When I share that quote with people, they often recoil, feeling as if Merton is blaming them for their despair, when, again, it can seem reasonable. But his point is that despair denies that God is above us, and therefore that God can change things—even if we can’t see how a situation can be changed. Despair says that the future will probably not change and is bound to be even worse than where we are today. Thus, despair says, “I know better than God. And what I know is that God is powerless to change anything.” The world will just get worse; our church will just get worse; our family will just get worse; our workplace will just get worse.
But time and again, God shows that this is false. For me the most potent example of this are the stories called the “post-Resurrection narratives” in the Gospels, that is, stories of the Risen Christ. Jesus overturns despair, just as he overturned the moneychangers’ tables in the Temple.
After the crucifixion, the disciples are described as cowering behind locked doors in Jerusalem, or walking away on the road to Emmaus dejected, two of the most vivid symbols of despair in the New Testament. “We had hoped…” say the disappointed disciples walking away from Jerusalem to Emmaus, words that one of my spiritual directors described as the saddest words in the Gospels.
God, however, has other plans.
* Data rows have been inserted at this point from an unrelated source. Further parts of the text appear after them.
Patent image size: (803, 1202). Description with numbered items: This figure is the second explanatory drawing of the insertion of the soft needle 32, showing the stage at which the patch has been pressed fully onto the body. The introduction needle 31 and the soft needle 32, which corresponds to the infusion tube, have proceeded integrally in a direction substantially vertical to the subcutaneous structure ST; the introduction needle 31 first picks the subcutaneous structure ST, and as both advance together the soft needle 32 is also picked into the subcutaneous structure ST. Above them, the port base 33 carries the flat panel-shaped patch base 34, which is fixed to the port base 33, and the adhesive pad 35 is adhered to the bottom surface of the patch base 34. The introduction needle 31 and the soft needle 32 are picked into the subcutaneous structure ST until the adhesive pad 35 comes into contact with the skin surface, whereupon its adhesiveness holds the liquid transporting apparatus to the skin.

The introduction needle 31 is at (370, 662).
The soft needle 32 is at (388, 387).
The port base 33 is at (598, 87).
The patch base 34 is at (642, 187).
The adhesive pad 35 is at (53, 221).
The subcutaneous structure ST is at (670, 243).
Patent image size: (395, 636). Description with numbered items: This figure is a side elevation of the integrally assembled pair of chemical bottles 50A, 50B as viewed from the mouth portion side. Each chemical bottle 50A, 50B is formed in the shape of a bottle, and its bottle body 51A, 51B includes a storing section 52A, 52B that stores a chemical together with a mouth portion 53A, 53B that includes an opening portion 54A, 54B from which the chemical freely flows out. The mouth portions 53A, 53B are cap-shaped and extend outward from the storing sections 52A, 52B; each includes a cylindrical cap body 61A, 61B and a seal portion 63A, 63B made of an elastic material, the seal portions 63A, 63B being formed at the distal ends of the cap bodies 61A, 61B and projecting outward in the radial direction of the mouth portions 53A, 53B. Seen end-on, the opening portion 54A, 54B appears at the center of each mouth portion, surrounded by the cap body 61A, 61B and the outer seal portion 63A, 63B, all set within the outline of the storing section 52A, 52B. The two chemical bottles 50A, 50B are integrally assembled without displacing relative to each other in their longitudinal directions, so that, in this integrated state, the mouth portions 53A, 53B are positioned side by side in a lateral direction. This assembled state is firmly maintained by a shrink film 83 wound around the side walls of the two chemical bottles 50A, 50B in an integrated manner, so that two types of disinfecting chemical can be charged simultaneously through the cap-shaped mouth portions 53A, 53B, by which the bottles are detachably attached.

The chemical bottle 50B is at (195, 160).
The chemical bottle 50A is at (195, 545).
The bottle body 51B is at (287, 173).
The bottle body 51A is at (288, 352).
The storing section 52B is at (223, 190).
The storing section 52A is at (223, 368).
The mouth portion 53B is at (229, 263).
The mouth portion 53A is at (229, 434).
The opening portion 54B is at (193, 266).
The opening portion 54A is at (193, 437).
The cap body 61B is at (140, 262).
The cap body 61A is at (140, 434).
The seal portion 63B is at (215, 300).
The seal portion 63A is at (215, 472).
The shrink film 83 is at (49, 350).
The risen Christ appears while the disciples are still cowering behind closed doors and, later, while the two disciples are walking to Emmaus. His presence shocks them because they were so caught up in despair they couldn’t imagine anything good in the future. But the message of the Resurrection is that hope is stronger than despair.
Let’s take a more contemporary example. A Jesuit scholar preaching at a retreat for Jesuits this summer joked that, as a historian, he often told his students two things about the papacy: “First, there can never be a Jesuit pope. And second, there will never be an American pope.” He laughed and said, “I was not only wrong, I was wrong twice in a row!” No matter what you think about Pope Francis and Pope Leo XIV (I think they’re both pretty great), you have to admit that God can certainly bring about unexpected change.
Despair also takes us away from God in the present. It keeps us focused on all the terrible things that may happen in the future, and that means that we can be blind to all the ways—even if they are small—that God is communicating with us now.
That is one reason the daily examination of conscience (also called the Examen), a review of the day, is a great way to ground yourself in gratitude. We tend to skip over the small ways that God has blessed us, to miss things to be thankful for, in the midst of our busy lives. And not seeing God in the present means that it is harder to see God in the future—and harder to see God in general.
In turn, despair makes us less grateful, more jealous of the perceived “good fortune” in someone else’s life and more acquisitive, as we want more and more, even though we have enough. This is why St. Ignatius Loyola called ingratitude “the most execrable and the worst sin,” in fact the origin of all sins.
So even though things may seem bad, despair is not something to feast on at Thanksgiving. Gratitude for what God has already given us makes a much better meal. With a side dish of belief in what God can still do in our lives and in the world, also known as hope.